Rome se découvre gangrenée par la corruption

Publié le par Le Point de notre correspondant à Rome, Dominique Dunglas

Gros coup de filet à Rome, où d'anciens voyous et terroristes néofascistes avaient développé un vaste système de corruption.

Gianni Alemanno, maire de Rome de 2008 à 2013, avait un passé néofasciste. Il est mis en examen

Gianni Alemanno, maire de Rome de 2008 à 2013, avait un passé néofasciste. Il est mis en examen

Trente-sept arrestations, plus d'une centaine de mises en examen dont celle du précédent maire, Gianni Alemanno, la police a démantelé une cellule mafieuse et néofasciste qui faisait la pluie et le beau temps au sein de l'administration communale : la ville éternelle est frappée d'un scandale de corruption sans précédent. L'organisation distribuait des pots-de-vin aux fonctionnaires et aux élus pour obtenir des marchés publics. Transports publics, gestion des ordures, ramassage des feuilles en automne, construction d'une prison féminine, prise en charge des immigrés demandeurs d'asile : aucun secteur de l'administration municipale n'échappait aux corrupteurs. "C'est plus rentable que le trafic de drogue," affirme l'un des membres de la bande ! Du côté des corrompus, on trouve des dizaines de fonctionnaires, de conseillers municipaux et le maire qui a encaissé 75 000 euros pour sa campagne électorale et 40 000 euros pour sa fondation politique.

"Le Noir"

La bande était dirigée par Massimo Carminati, cheval de retour du terrorisme d'extrême droite et du grand banditisme. Durant sa jeunesse, Carminati fut en effet membre du groupuscule néofasciste Nar, impliqué, entre autres, dans l'attentat de la gare de Bologne qui fit 80 victimes mais également l'un des parrains de la "bande de la Magliana", le clan qui avait mis Rome à feu et à sang durant les années 1970.
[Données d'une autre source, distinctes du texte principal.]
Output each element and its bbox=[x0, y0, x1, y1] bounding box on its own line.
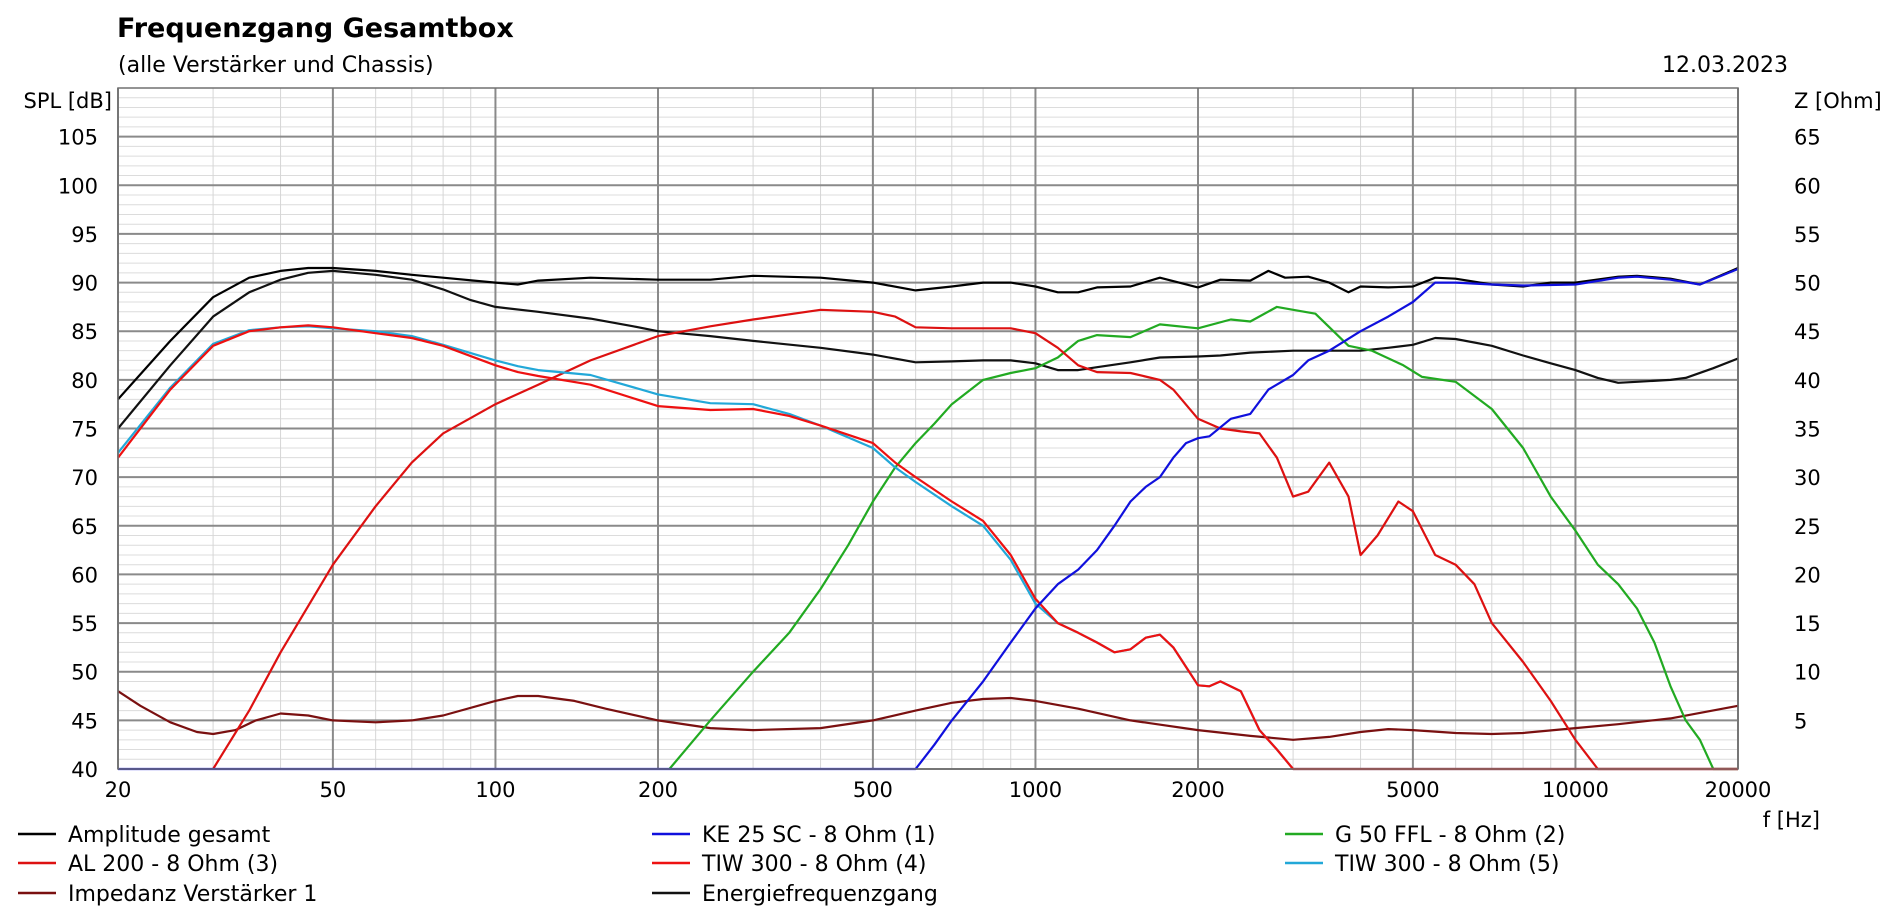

Surnommé dans le milieu "le borgne" pour avoir perdu un oeil lors d'un échange de coups de feu avec les carabiniers, Carminati est connu comme "Le Noir" par le grand public. C'est en effet le nom que lui donne, pas pour la couleur de sa peau, qui est blanche, mais pour ses idées politiques, Giancarlo De Cataldo dans son best-seller Romanzo Criminale qui raconte les méfaits de la bande de la Magliana.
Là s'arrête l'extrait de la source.